Well, the RV trip ended and we now have stuff. Stuff to clean, stuff to buy, stuff to take care of, stuff to do, stuff to learn, stuff to grow, stuff to feed. Commitments! I keep saying that I want to write and I will set little goals for myself, "I will write every single morning of my life forever" and then never do it. I'm just too busy. I got quite content with our simple little life on the road and I think I am still struggling, over one year later, to integrate back into "normal". Well, normal for us anyway. We have never been "normal". I am still not sure if I am going to do this the way I would like to do this. But for this morning of forever, I am.

Positives to blogging: I get to express myself creatively. I get to document my life and more importantly, my kids lives. I can share with our distant family and friends our goings on. Maybe I will become a national hit and receive a Bloggie. I will get a book contract and then get to retire. Wait....what was I talking about?

Negatives to blogging: I don't have time. I feel guilty about not finishing yet another thing. When I blog, my family and friends feel like they are in contact with me and stop calling and writing. Seriously, a one-way relationship develops. I don't like the feeling of people judging my "bidness". I don't know who the "they" are that I think are following me around judging me, but "they" are there.

So, here I go. Thanks to Rebecca and Jill for convincing me I should blog again. It feels really nice.
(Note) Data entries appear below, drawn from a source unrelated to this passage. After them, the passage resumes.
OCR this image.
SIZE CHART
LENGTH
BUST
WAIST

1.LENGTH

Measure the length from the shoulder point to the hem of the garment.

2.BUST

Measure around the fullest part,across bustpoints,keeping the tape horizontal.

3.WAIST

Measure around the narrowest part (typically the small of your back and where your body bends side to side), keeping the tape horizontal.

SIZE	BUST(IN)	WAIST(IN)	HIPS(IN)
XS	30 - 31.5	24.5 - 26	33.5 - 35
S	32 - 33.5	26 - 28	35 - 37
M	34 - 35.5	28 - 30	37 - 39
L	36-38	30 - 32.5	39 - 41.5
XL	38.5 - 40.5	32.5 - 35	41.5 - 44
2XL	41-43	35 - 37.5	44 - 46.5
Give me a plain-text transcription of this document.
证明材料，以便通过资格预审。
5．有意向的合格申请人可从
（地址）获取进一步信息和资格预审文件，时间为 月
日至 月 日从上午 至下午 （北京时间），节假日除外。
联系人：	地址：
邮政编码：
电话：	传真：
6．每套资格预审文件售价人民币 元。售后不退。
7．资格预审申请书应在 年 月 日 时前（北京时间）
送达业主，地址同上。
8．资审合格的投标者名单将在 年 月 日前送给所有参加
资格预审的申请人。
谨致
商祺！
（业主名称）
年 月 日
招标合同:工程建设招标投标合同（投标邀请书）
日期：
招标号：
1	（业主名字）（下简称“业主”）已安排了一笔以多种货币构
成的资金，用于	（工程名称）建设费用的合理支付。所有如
Saturday, January 10, 2009

So Why DOES Timothy Have Dread Locks?

I have been asked this question many times and we have gotten "the look" countless more and the simple answer is: because it is his hair! But the truth underneath that answer is a bit more complicated. Timothy has had an aversion to getting his hair cut all the way back to the first time. I have been covered in cut hair more times than I care to remember because he had to sit on my lap for the hair cuts. He has eaten his body weight in hair-covered lollipops in failed attempts to appease him. He has shed lots of tears. I have shed lots of tears. Why go through all of that you ask? Because, "the boy needs a haircut". Because he has crazy hair that looks better cut. Because I wanted to be a good mother and at that point in time for me that meant to have good looking kids. We have also shed many a tear over hair brushing. Timothy has course, boofy, tangle-prone hair so brushing has always been rocky. As his hair got longer, as the hair cuts got fewer and farther between, the more tangles came.
After a horrible, horrible hair cutting attempt over a year ago, I finally came fully to my senses.
I have been slowly getting there, but this was the proverbial straw. No more hair cuts. I didn't care how long his hair got. I vowed to not cut it again until he asked. Letting go of brushing took me a while longer. For the record, Timothy has not once ever wanted his hair brushed.
Ever. I have tried everything. Conditioner, detangler, bribes, silly songs and even harsh
words. All in an attempt to tame his hair. What I hadn't tried is letting go. Letting go of my own need to control what is his. One day, I finally had total clarity. It's just HAIR! I have been slowly breaking my child's spirit, year after year, so I could feel good about the way he looked. What was I teaching him? That his desires around his own body didn't matter? That only what I wanted him to be was important? I even told him once that he should brush his hair because other people might think badly of him. You know what he told me? "Mom, you said that we shouldn't care about what other people think". There you have it. Words of wisdom coming from my then 6 year old. He's right you know. Now none of us care what his hair looks like, what we care about is that Timothy is happy and secure in himself (in spite of us!).